Data analysis and generation of histograms were performed using GraphPad Prism Version 6.01 for Windows (GraphPad Software). Results are expressed as mean ± s.e.m. Statistical significance was determined by different tests appropriate for each dataset: for comparing the means of two groups, unpaired two-tailed Student’s t test; for comparing the means of three or more groups, a one-way ANOVA with Tukey’s post hoc tests; for correlation studies, a Pearson product-moment correlation; for comparing food or fluid intake over time, a repeated measures two-way ANOVA with Sidak’s post hoc tests, unless otherwise noted. Three-way mixed design ANOVAs were performed using IBM SPSS Statistics for Windows v.20 (IBM). If Mauchly’s test of sphericity was violated, a Greenhouse-Geisser correction was applied; if significant interaction was determined, a simple two-way interaction was performed with statistical significance accepted at a Bonferroni-adjusted α level of 0.025. We also tested for equality of variance (Brown-Forsythe test for one-way ANOVAs; or Levene’s test of equality of variances). Data distribution was assumed to be normal, but this was not formally tested. ****P < 0.0001; ***P < 0.001; **P < 0.01; *P < 0.05. Calcium fluorescence data were analyzed using OriginPro v.2016 (OriginLab).

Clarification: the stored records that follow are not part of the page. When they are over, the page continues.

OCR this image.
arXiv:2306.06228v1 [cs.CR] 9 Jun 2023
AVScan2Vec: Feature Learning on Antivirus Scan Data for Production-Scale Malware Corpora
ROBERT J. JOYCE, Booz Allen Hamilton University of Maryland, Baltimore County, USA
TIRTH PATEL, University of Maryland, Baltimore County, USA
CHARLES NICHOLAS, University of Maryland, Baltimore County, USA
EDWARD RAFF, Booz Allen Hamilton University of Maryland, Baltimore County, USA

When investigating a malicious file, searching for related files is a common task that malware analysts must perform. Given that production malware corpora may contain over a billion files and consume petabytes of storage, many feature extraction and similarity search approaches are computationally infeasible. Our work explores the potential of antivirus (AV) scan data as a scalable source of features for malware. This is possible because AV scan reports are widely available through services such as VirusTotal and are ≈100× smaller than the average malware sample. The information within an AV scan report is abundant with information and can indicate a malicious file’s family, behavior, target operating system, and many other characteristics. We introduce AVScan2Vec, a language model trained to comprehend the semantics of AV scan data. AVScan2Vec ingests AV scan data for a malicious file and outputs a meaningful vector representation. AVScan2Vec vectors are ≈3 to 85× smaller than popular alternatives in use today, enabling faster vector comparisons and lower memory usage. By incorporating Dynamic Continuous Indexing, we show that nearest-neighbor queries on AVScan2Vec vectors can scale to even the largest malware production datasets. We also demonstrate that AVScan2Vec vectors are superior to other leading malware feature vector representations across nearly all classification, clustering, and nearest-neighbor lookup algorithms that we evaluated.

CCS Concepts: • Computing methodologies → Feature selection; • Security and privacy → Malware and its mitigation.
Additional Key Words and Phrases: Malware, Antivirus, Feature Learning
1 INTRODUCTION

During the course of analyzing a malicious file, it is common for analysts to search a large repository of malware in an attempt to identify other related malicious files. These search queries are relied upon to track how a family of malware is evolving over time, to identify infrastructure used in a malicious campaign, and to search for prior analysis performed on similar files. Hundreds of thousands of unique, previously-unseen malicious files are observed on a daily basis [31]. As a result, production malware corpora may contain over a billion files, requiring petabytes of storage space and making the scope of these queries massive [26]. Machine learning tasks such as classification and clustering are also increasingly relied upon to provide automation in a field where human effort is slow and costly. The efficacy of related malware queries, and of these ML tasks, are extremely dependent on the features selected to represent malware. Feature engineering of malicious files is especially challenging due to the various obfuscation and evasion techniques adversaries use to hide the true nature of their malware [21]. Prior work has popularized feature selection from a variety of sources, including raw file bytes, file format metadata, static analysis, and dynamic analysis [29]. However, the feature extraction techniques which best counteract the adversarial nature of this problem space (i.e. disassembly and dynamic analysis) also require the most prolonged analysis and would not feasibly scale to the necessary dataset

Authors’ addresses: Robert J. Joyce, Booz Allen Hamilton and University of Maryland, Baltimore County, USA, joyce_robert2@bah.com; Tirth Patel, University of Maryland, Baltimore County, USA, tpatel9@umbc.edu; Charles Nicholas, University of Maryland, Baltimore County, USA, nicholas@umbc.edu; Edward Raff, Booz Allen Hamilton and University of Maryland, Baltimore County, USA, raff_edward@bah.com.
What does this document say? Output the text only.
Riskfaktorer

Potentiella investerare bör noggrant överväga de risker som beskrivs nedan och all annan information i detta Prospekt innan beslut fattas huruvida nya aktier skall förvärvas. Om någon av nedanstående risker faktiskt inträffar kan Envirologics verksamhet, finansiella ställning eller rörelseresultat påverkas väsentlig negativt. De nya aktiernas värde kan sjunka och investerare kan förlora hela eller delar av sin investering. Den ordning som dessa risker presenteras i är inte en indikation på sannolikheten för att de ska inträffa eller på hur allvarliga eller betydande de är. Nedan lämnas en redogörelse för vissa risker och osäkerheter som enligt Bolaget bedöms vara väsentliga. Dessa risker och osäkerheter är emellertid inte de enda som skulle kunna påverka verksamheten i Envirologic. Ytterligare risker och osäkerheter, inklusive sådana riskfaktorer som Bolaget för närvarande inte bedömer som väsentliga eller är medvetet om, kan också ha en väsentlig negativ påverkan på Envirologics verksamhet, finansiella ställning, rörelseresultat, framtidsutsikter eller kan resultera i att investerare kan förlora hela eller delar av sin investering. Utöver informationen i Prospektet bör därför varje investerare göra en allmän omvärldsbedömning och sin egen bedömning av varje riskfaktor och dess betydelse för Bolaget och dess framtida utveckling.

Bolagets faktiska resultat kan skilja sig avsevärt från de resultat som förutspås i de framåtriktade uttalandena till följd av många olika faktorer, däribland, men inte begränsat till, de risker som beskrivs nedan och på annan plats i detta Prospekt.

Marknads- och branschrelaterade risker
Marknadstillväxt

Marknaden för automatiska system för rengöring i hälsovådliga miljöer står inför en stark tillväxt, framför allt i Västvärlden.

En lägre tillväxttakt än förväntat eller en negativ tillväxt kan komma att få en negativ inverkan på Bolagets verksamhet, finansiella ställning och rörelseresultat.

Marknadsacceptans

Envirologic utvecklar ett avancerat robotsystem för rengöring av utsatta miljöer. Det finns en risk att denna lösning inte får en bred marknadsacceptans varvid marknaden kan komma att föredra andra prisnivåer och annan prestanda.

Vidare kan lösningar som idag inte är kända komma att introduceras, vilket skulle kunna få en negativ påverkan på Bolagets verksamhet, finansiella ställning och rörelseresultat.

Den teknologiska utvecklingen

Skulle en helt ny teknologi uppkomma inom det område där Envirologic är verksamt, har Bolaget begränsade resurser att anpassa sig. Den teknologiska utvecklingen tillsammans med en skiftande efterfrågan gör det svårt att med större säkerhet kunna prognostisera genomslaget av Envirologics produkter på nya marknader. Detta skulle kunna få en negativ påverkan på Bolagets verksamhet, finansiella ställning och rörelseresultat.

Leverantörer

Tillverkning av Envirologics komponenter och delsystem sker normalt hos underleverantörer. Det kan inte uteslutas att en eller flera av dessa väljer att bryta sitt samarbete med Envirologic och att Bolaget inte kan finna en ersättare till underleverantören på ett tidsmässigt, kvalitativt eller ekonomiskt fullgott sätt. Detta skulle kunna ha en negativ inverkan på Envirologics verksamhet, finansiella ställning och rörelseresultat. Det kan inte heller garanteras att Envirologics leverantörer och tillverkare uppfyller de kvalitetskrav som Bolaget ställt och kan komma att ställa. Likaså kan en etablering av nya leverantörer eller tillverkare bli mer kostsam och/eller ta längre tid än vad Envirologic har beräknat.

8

A power analysis was performed for an effective sample size using http://powerandsamplesize.com. Based on a pilot study for fluid deprivation, we used a mean of 1.8 and s.d. of 0.4. Assuming a significance level of 0.05 and power of 0.8, we calculated a sample size of 7 per group if means were 1.5-fold different with a two-tailed Student’s t test. Data and figures were exported into Adobe Illustrator CS6 (Adobe Systems) to prepare figures. Images of sagittal mouse brain were taken from the Motifolio toolkit.

Supplementary statistical analyses and methods checklist are provided in Supplementary Table 2 and the Life Sciences Reporting Summary.

Life Sciences Reporting Summary

Further information on experimental design and reagents is available in the Life Sciences Reporting Summary.

Code availability

No code was written by authors.

Data availability

The data that support the findings of this study are available from the corresponding author upon reasonable request.